Vibrational resonances in 1D Morse and FPU lattices

TL;DR

This paper investigates vibrational mode resonances in 1D Morse and FPU lattices, revealing energy exchange dynamics, mode stability differences, and analytical models that match numerical simulations, advancing understanding of nonlinear lattice vibrations.

Contribution

It provides a detailed analysis of vibrational resonances in 1D Morse and FPU lattices, including analytical descriptions and numerical validation of energy exchange phenomena.

Findings

Resonance energy exchange occurs at specific elongations.

Higher-frequency modes are more stable during resonance.
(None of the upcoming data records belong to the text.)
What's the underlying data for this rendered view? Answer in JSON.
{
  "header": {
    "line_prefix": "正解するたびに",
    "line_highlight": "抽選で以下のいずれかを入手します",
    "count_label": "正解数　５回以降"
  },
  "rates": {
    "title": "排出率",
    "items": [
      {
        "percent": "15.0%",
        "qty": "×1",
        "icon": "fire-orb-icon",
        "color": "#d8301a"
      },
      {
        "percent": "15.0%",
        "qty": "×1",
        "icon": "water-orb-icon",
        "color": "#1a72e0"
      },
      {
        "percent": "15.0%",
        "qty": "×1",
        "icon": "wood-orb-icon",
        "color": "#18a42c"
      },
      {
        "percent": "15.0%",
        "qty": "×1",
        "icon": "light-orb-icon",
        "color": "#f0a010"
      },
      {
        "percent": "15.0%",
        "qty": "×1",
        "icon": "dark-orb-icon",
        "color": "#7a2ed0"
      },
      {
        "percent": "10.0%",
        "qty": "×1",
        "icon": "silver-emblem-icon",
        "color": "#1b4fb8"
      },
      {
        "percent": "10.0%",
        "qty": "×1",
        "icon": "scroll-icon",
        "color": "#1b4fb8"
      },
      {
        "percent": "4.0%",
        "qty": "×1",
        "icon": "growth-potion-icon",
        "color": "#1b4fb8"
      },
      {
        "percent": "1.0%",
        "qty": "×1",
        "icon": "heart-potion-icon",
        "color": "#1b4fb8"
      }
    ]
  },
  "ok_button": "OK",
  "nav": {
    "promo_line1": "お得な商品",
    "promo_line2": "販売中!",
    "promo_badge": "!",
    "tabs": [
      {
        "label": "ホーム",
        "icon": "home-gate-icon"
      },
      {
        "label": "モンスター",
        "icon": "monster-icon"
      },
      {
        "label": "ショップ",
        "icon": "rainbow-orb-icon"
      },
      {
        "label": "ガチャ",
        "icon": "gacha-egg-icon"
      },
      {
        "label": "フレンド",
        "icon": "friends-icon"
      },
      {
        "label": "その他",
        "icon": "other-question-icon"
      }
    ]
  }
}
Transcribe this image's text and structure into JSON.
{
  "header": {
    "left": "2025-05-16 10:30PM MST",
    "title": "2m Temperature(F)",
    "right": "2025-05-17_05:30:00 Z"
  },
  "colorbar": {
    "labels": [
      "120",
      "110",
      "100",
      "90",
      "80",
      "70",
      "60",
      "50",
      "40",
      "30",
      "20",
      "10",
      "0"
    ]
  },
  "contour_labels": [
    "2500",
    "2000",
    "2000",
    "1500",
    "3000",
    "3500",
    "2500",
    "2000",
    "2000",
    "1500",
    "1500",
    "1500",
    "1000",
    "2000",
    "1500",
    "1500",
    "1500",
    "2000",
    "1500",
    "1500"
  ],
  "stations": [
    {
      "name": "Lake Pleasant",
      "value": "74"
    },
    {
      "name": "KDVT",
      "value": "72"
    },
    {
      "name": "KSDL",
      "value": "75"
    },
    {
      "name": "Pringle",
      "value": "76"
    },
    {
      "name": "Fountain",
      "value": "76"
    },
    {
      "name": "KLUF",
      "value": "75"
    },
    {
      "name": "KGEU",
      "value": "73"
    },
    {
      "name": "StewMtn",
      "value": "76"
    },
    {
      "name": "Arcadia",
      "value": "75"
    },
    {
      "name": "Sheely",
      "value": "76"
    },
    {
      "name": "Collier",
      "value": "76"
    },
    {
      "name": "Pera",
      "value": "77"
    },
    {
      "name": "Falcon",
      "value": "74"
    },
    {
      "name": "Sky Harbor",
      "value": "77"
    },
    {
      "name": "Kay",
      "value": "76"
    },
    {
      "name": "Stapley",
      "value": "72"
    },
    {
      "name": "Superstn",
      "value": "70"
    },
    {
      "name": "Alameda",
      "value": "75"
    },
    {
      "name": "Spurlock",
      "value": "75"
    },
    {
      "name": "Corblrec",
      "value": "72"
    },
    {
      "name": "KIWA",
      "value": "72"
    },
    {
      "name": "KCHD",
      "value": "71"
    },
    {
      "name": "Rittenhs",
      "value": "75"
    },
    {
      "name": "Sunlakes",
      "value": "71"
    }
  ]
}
Analytical models agree well with numerical results.

Abstract

In the present paper the resonances of vibrational modes in one-dimensional random Morse lattice are found and analyzed. The resonance energy exchange is observed at some values of elongation. Resonance $2 \omega_1 = \omega_2$ is investigated in details. The interacting modes are inequivalent: the higher-frequency mode is much more stable in the excited state, i.e. its life-time is larger than the life-time of lower-frequency mode under the resonance conditions. Simple model of two nonlinearly coupled harmonic oscillators is also considered. It allows to get analytical description and to investigate the kinetics and the energy exchange degree vs. such parameters as the resonance detuning and specific energy. The very similar behavior is found in the Morse and the two-oscillatory models, and an excellent agreement between analytical and numerical results is obtained. Analogous resonance phenomena are also found in the random Fermi-Pasta-Ulam lattice under contraction.